Ах, как я люблю ночи на севере поздней весной, когда светлые облака в ночном небе кажутся темными и все залито жемчужным, нежным светом и птицы поют, не умолкая! Какие это бесшабашные ночи! В такие ночи приходит свобода и всесильность, надежда кажется явью – можно жить безоглядно, радовать и радоваться… любить и верить, что любовь не обернется разочарованием.
Я улыбаюсь, вспоминая, дотрагиваясь до белой раковины. Кончаются белые ночи, приходит конец всему. Остаются в памяти осколки былого: взмах белой занавеси, как лебединого крыла, ласковый шепот и тихий смех… он обещал ждать меня, но, увы! - не дождется, а я запретила ехать за мной. Письма его редки, становятся все реже, и, видно, совсем иссякнут к осени. И когда я, будто перелетная птица, вернусь через год, чтобы найти его остепенившимся и очень вежливым, я не буду корить его за предательство. Минует то, во что мне верилось прежде, оставив легкую горечь воспоминаниям.

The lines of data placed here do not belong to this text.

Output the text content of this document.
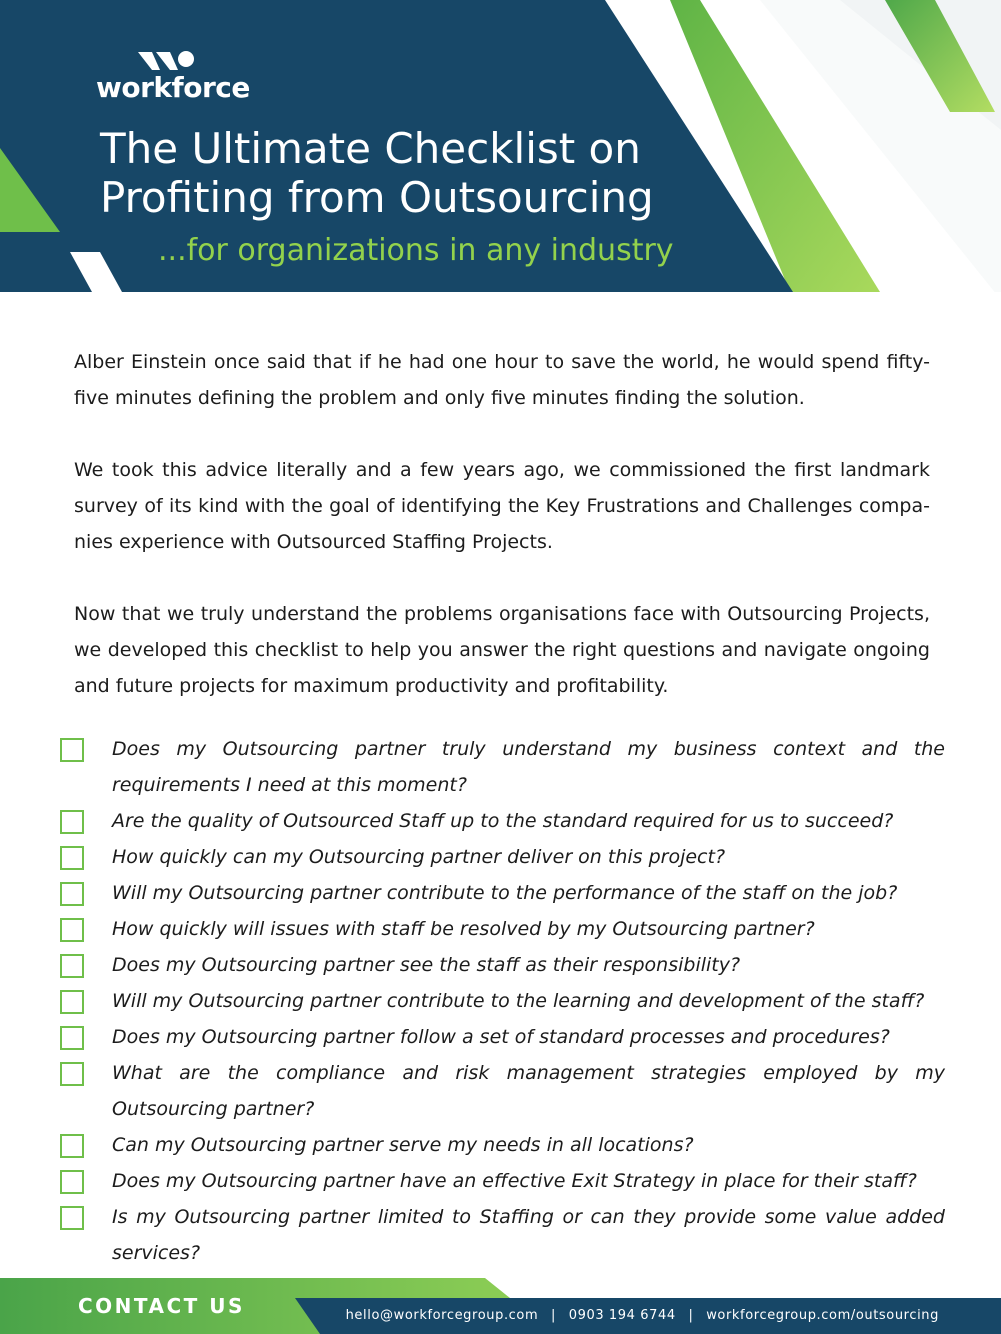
workforce
The Ultimate Checklist on
Profiting from Outsourcing
...for organizations in any industry

Alber Einstein once said that if he had one hour to save the world, he would spend fifty-five minutes defining the problem and only five minutes finding the solution.

We took this advice literally and a few years ago, we commissioned the first landmark survey of its kind with the goal of identifying the Key Frustrations and Challenges compa-nies experience with Outsourced Staffing Projects.

Now that we truly understand the problems organisations face with Outsourcing Projects, we developed this checklist to help you answer the right questions and navigate ongoing and future projects for maximum productivity and profitability.

Does my Outsourcing partner truly understand my business context and the requirements I need at this moment?
Are the quality of Outsourced Staff up to the standard required for us to succeed?
How quickly can my Outsourcing partner deliver on this project?
Will my Outsourcing partner contribute to the performance of the staff on the job?
How quickly will issues with staff be resolved by my Outsourcing partner?
Does my Outsourcing partner see the staff as their responsibility?
Will my Outsourcing partner contribute to the learning and development of the staff?
Does my Outsourcing partner follow a set of standard processes and procedures?
What are the compliance and risk management strategies employed by my Outsourcing partner?
Can my Outsourcing partner serve my needs in all locations?
Does my Outsourcing partner have an effective Exit Strategy in place for their staff?
Is my Outsourcing partner limited to Staffing or can they provide some value added services?
CONTACT US	hello@workforcegroup.com | 0903 194 6744 | workforcegroup.com/outsourcing
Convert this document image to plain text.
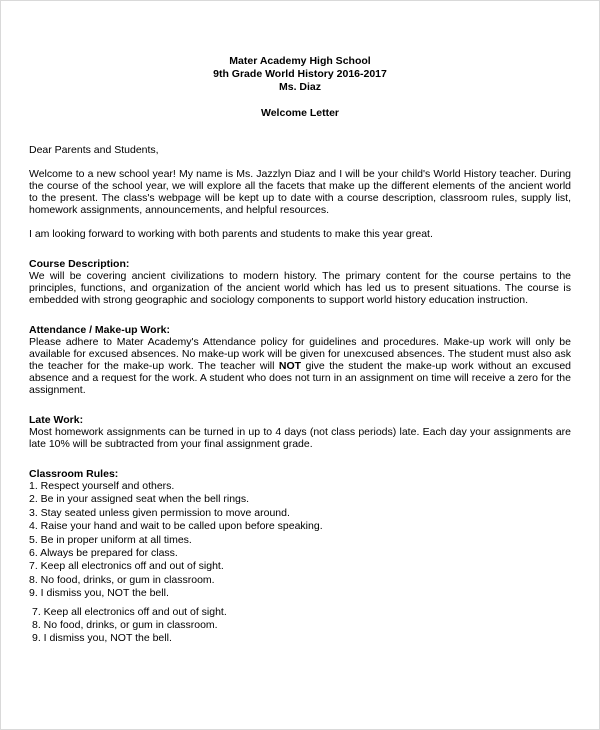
Mater Academy High School
9th Grade World History 2016-2017
Ms. Diaz
Welcome Letter
Dear Parents and Students,

Welcome to a new school year! My name is Ms. Jazzlyn Diaz and I will be your child's World History teacher. During the course of the school year, we will explore all the facets that make up the different elements of the ancient world to the present. The class's webpage will be kept up to date with a course description, classroom rules, supply list, homework assignments, announcements, and helpful resources.

I am looking forward to working with both parents and students to make this year great.
Course Description:

We will be covering ancient civilizations to modern history. The primary content for the course pertains to the principles, functions, and organization of the ancient world which has led us to present situations. The course is embedded with strong geographic and sociology components to support world history education instruction.

Attendance / Make-up Work:

Please adhere to Mater Academy's Attendance policy for guidelines and procedures. Make-up work will only be available for excused absences. No make-up work will be given for unexcused absences. The student must also ask the teacher for the make-up work. The teacher will NOT give the student the make-up work without an excused absence and a request for the work. A student who does not turn in an assignment on time will receive a zero for the assignment.

Late Work:

Most homework assignments can be turned in up to 4 days (not class periods) late. Each day your assignments are late 10% will be subtracted from your final assignment grade.

Classroom Rules:
1. Respect yourself and others.
2. Be in your assigned seat when the bell rings.
3. Stay seated unless given permission to move around.
4. Raise your hand and wait to be called upon before speaking.
5. Be in proper uniform at all times.
6. Always be prepared for class.
7. Keep all electronics off and out of sight.
8. No food, drinks, or gum in classroom.
9. I dismiss you, NOT the bell.
7. Keep all electronics off and out of sight.
8. No food, drinks, or gum in classroom.
9. I dismiss you, NOT the bell.
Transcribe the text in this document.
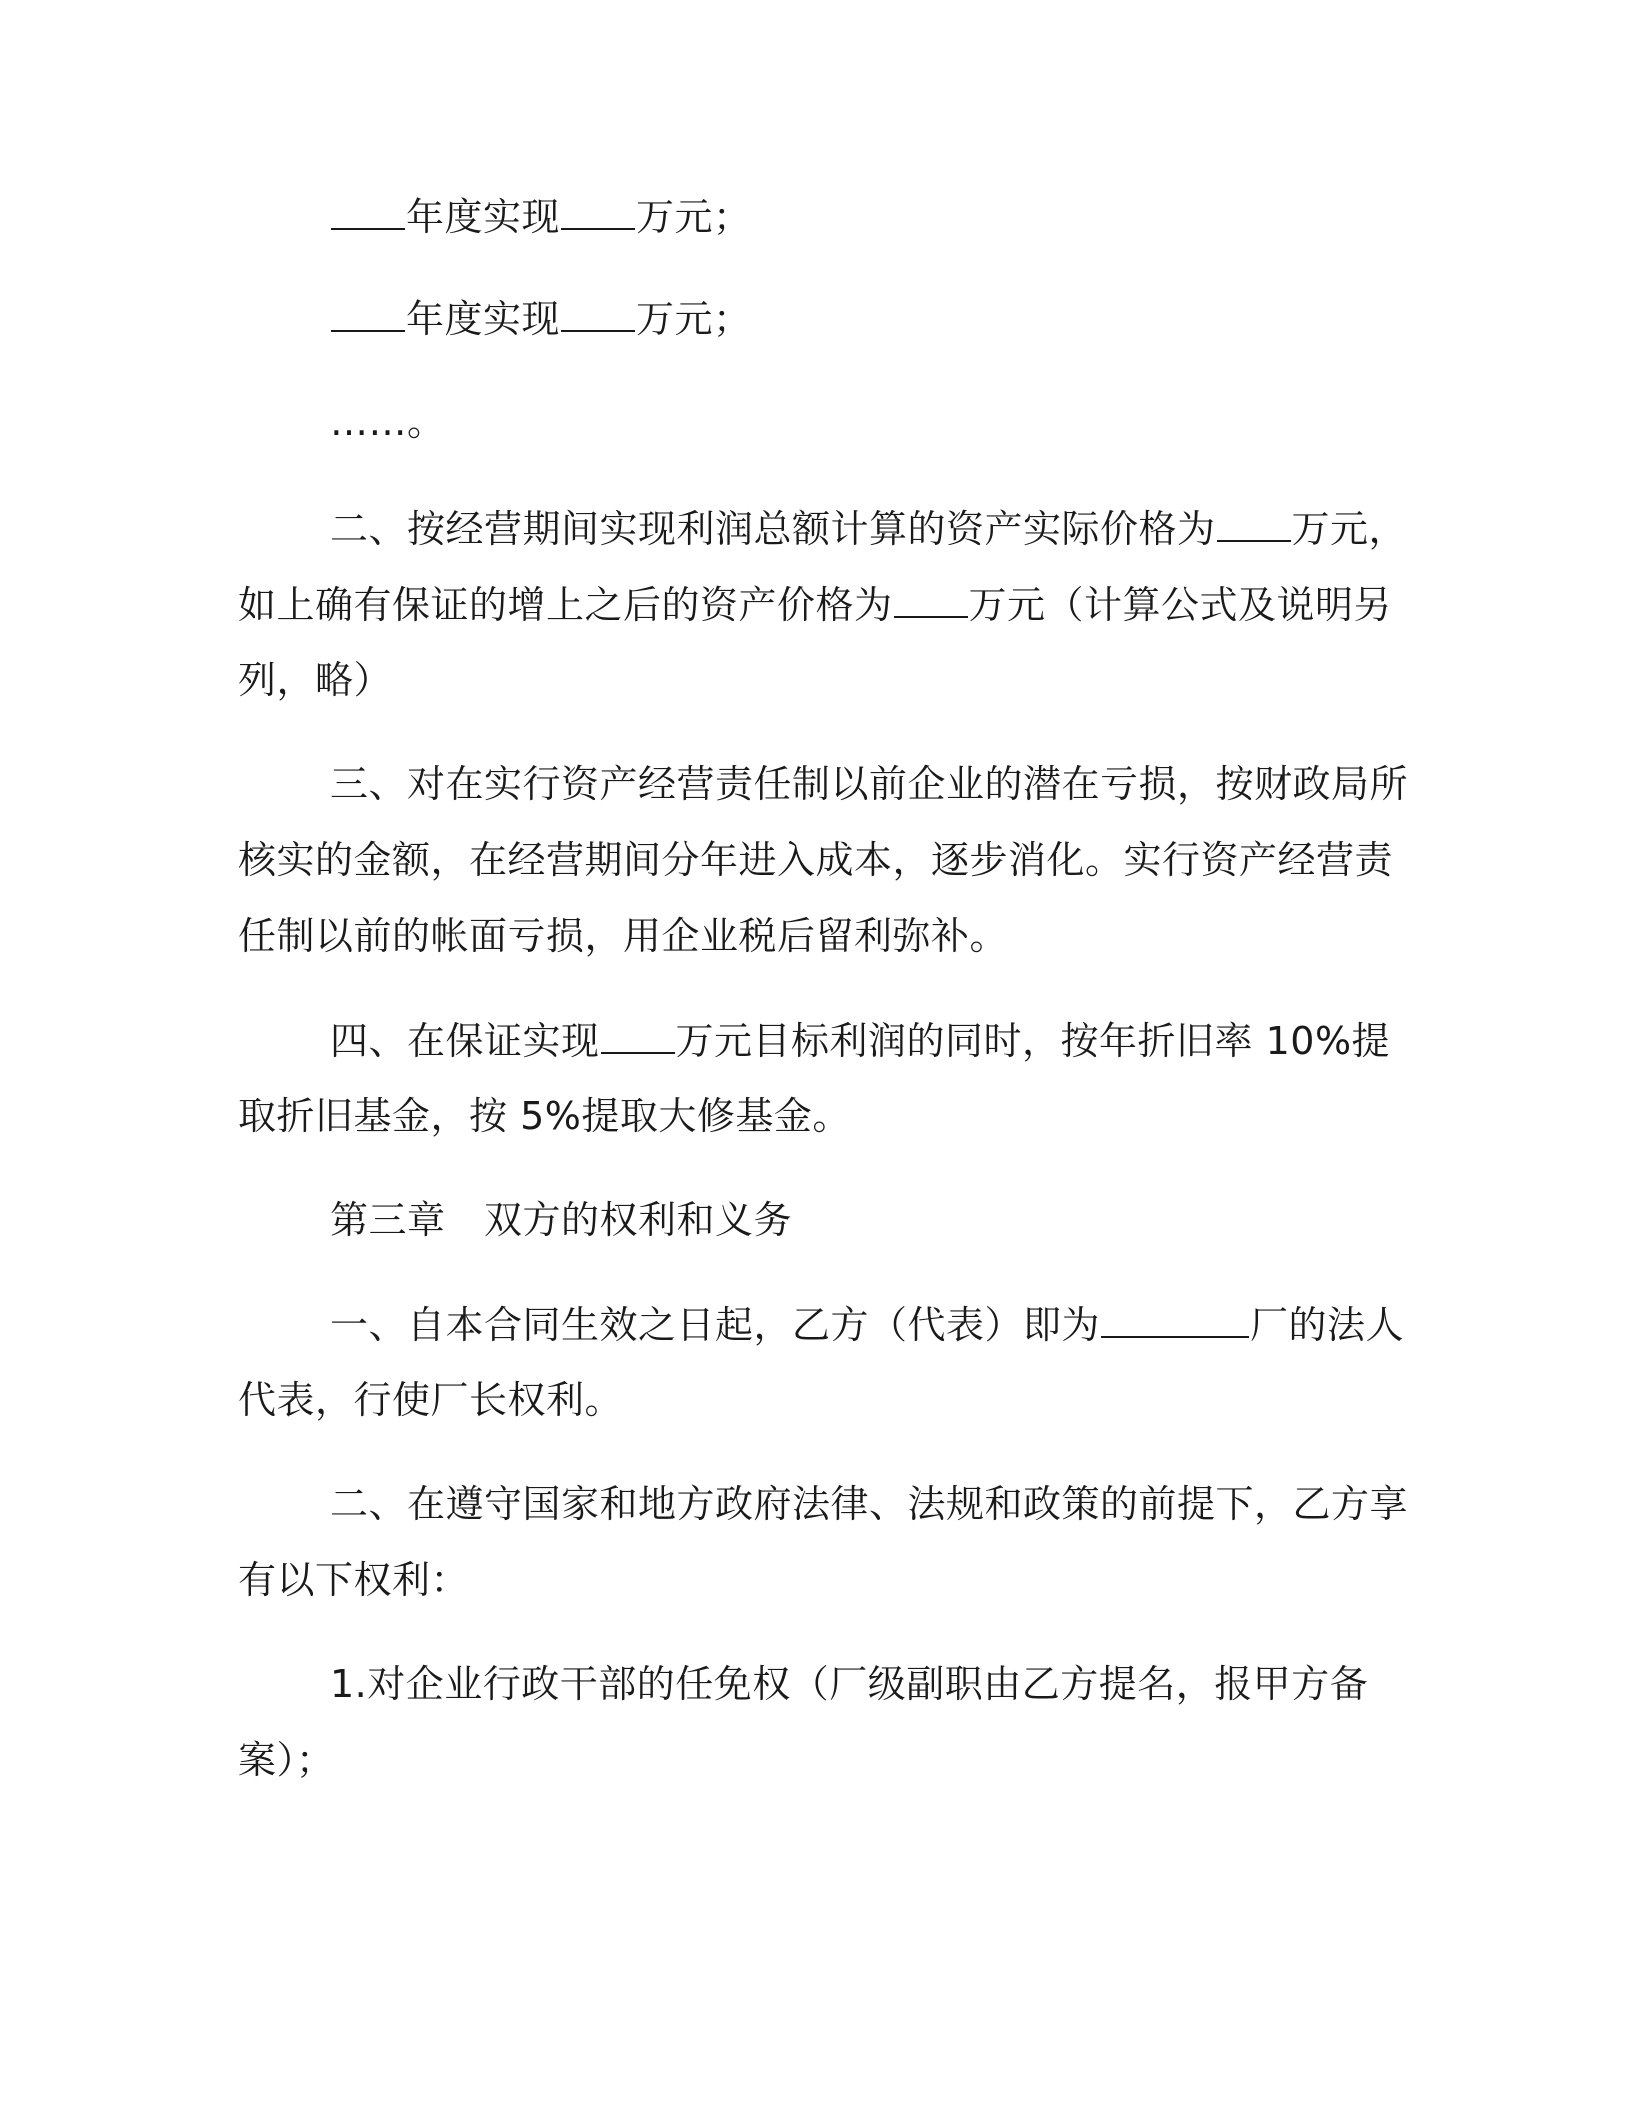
年度实现 万元；
年度实现 万元；
……。
二、按经营期间实现利润总额计算的资产实际价格为 万元，
如上确有保证的增上之后的资产价格为 万元（计算公式及说明另
列，略）
三、对在实行资产经营责任制以前企业的潜在亏损，按财政局所
核实的金额，在经营期间分年进入成本，逐步消化。实行资产经营责
任制以前的帐面亏损，用企业税后留利弥补。
四、在保证实现 万元目标利润的同时，按年折旧率 10%提
取折旧基金，按 5%提取大修基金。
第三章　双方的权利和义务
一、自本合同生效之日起，乙方（代表）即为	厂的法人
代表，行使厂长权利。
二、在遵守国家和地方政府法律、法规和政策的前提下，乙方享
有以下权利：
1.对企业行政干部的任免权（厂级副职由乙方提名，报甲方备
案）；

Может, придет кто-то другой, а может, и нет – я не знаю. Я давно перестала уважать мужчин, их речи и обходительность имеют малую цену в моих глазах. Я так хорошо знаю, какими они достаются моей служанке.
Ночной ветер надувает занавесь и приносит новые звуки: за полуоткрытыми створками, за балюстрадой большого балкона слышится какое-то движение – вроде как башмаки шкрябают по камню, срываясь и заново ища опору. Я морщусь и вздыхаю – опять! Ох, и надоели... Лениво подумываю кликнуть слуг, но мысленно перебирая в уме тех, кто был готов осмелиться, я сознаю, что не имею понятия, кто именно сейчас лезет, и меня останавливает любопытство. Сперва посмотрю. Обычно-то я знаю наперед, кто именно созрел до такой наглости, и мои люди успевают перехватить ночного посетителя на подходе, ну, или подготовить помеху.
Свет полной луны заливает балкон, до половины освещает комнаты и позволит разглядеть того, кто сейчас шумно карабкается по старым, давно одревесневшим лозам винограда, оплетающего стену. Он тяжел, виноград под ним потрескивает. Свалится – сам виноват, а жалко, если лозу мне оборвет и поломает. Да заберись ты уже!